Comprendere il vicaricidio e la nuova legislazione in Brasile
La violenza indiretta si manifesta quando l’aggressore, impossibilitato ad attaccare direttamente la donna, usa i suoi figli, i suoi genitori o altri familiari stretti per causare dolore, punizione o controllo. Questa forma perversa di aggressione è stata formalmente riconosciuta e ha ricevuto una legislazione specifica per combatterla. La legge n. 15.384, approvata il 9 aprile 2026, ha inserito il vicaricidio nell’elenco dei crimini efferati, prevedendo condanne severe per i responsabili. La legge definisce che tale reato si realizza quando si uccide un discendente, un ascendente, un dipendente, un figliastro o una persona sotto la custodia o la diretta responsabilità della donna con il preciso intento di causare sofferenza o controllo.

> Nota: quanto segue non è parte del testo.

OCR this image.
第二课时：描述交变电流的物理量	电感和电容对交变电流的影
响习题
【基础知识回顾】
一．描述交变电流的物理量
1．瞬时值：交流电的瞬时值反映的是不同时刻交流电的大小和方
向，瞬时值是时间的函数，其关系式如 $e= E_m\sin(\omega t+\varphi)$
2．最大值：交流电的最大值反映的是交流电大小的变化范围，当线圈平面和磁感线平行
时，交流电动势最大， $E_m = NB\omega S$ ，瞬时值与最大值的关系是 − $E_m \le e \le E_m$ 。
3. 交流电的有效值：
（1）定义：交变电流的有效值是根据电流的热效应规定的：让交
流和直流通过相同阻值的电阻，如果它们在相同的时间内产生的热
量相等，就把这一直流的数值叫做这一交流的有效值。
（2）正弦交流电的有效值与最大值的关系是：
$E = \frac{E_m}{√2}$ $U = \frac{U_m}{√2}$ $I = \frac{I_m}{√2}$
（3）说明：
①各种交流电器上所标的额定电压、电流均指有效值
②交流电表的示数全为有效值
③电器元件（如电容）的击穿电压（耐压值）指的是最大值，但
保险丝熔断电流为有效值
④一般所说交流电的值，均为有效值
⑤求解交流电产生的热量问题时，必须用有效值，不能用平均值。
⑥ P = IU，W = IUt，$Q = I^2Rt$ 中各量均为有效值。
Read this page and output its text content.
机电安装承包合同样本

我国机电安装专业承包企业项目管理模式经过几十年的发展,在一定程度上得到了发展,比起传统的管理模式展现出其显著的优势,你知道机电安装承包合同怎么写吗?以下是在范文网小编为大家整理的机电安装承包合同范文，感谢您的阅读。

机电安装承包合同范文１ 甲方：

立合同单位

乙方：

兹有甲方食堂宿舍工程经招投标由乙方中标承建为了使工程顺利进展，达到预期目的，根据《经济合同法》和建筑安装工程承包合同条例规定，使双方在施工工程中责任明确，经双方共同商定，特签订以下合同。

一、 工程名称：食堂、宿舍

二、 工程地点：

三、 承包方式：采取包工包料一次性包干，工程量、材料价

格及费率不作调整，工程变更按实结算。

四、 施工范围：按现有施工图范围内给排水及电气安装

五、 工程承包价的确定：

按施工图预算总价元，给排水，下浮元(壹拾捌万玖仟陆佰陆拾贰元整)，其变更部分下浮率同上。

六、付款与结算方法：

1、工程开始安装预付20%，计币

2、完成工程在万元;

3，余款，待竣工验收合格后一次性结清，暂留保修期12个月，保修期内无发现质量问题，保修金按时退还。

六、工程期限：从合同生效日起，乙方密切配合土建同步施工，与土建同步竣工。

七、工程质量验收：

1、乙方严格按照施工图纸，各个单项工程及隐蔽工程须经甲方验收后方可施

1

Casi recenti mostrano l’applicazione della legge per la protezione contro la violenza indiretta
Nel fine settimana della festa del papà, a San Paolo, un uomo di 24 anni è stato arrestato dopo aver confessato di aver ucciso le sue due figlie, di 3 e 5 anni, all’interno di un veicolo. Il delitto sarebbe stato motivato dalla vendetta nei confronti della madre dei bambini. Un altro caso scioccante si è verificato a Palmas, Tocantins, il 3 agosto 2026, quando il piccolo Gustavo, di soli 3 anni, è stato trovato morto nell’abitazione di suo padre. Nel Rio Grande do Sul, nel maggio 2026, un patrigno è stato incriminato per aver ucciso la sua figliastra adolescente in un incendio intenzionale, segnando il primo record ai sensi della nuova legge in quello stato.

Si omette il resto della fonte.